According to the summary, the high court acknowledged various threats to Gonzales’ life, liberty, and security, including allegations that prior to the issuance of the writ in 2017, she and her husband were both solicited by law enforcers to sell illegal drugs and were threatened to be entrapped or murdered on several occasions.
Induced to deal
In her petition, Gonzales claimed that she and her husband had been “induced by respondent police officers to deal in drugs.” She said they decided to surrender in 2016 and to reform but some of the respondents threatened them. Her husband was later killed during an alleged encounter with the police.
In the decision penned by Justice Jhosep Lopez, the tribunal’s Second Division said the judicial relief provided by the writ of amparo consists of “appropriate remedial measures and directives that may be crafted by the court, in order to address specific violations or threats of violation of the constitutional rights to life, liberty or security.”
Human rights lawyer Edre Olalia, president of the National Union of Peoples’ Lawyers, said the ruling was a welcome development for victims of extrajudicial killings and their relatives.
“It puts needed judicial breaks to runaway police going berserk against basic rights of citizens using the erroneous justification and arbitrary judgment that they are guilty anyway,” he told the Inquirer.
“[The Supreme Court] is again starting to say ‘not too fast folks and enough already’ with these unrestrained abuses by police and military taking liberties at our liberties and who think they can do it again and again and again,” Olalia added.
In its decision, the court unanimously denied the petition for review filed by Antipolo law enforcers questioning the CA’s rulings on the case in 2018 and 2019, which upheld the writ of amparo.
Paid P50,000
The CA had recommended the filing of appropriate civil, criminal and administrative charges against the law enforcers, and issued a Permanent Protection Order prohibiting them and any of their agents from entering within a one-kilometer radius from Gonzales’ residence and work addresses.

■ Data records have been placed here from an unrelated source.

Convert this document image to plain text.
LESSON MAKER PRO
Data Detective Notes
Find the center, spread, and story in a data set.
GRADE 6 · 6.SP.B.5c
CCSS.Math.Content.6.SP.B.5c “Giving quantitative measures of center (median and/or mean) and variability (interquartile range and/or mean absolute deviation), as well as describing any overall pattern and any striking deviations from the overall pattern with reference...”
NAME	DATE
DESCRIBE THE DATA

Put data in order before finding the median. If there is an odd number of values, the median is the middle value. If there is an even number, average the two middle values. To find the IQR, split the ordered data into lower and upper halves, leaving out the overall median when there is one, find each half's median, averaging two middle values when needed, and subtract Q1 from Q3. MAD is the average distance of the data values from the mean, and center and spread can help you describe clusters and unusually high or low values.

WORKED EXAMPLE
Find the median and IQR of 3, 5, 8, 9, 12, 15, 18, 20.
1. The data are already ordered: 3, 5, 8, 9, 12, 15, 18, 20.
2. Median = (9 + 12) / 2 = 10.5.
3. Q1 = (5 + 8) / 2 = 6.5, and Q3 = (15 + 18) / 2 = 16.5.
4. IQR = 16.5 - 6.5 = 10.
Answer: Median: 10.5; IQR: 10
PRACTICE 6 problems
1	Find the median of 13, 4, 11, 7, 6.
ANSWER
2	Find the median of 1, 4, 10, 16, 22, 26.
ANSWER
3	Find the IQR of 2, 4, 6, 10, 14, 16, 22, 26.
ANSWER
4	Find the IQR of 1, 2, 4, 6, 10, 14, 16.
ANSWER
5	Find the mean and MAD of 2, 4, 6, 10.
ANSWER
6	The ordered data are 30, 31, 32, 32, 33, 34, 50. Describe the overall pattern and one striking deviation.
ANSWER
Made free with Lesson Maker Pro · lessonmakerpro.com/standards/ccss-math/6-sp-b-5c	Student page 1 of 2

Court records showed that the Gonzales couple were previously arrested for using and selling illegal drugs, but were eventually released after paying the amount of P50,000 demanded by the police.
The high court noted major lapses in the conduct of the police operation that resulted in Joselito’s death, raising doubts on its legitimacy.
It also noted how the law enforcement agents failed to follow several directives to reopen the investigation of the case.
‘To protect’
The high tribunal added that no documentation was provided to show that the usual procedure under Section 21 of Republic Act No. 9165, or the Comprehensive Dangerous Drugs Act of 2002, was observed when the illegal drugs were seized.
“The fact that respondent (Christina) and Joselito were previously arrested for selling illegal drugs is beside the point,” the court said, adding: “[Even] if the respondent committed a crime, the petitioners, as law enforcement agents, are not at liberty to disregard the respondent’s constitutionally guaranteed rights to life, liberty and security.”
The writ of amparo is a legal remedy to any person who felt that his/her life, liberty and security was threatened by an unlawful act or omission of a government official or of a private individual or entity.
First instituted by the Supreme Court in September 2007, the writ of amparo, from the Spanish word “amparar” (to protect), covers extralegal killings and enforced disappearances, and is seen as a deterrent to abuses committed by the military and police.
Another legal remedy, the privilege of the writ of habeas corpus, relieves persons from unlawful restraint. Habeas corpus is the power of a court to require the state to produce a person in custody.
The writ of habeas data, introduced in February 2008, gives individuals the right to find out what information is being kept about them by the government, and to demand their updating, rectification, or destruction.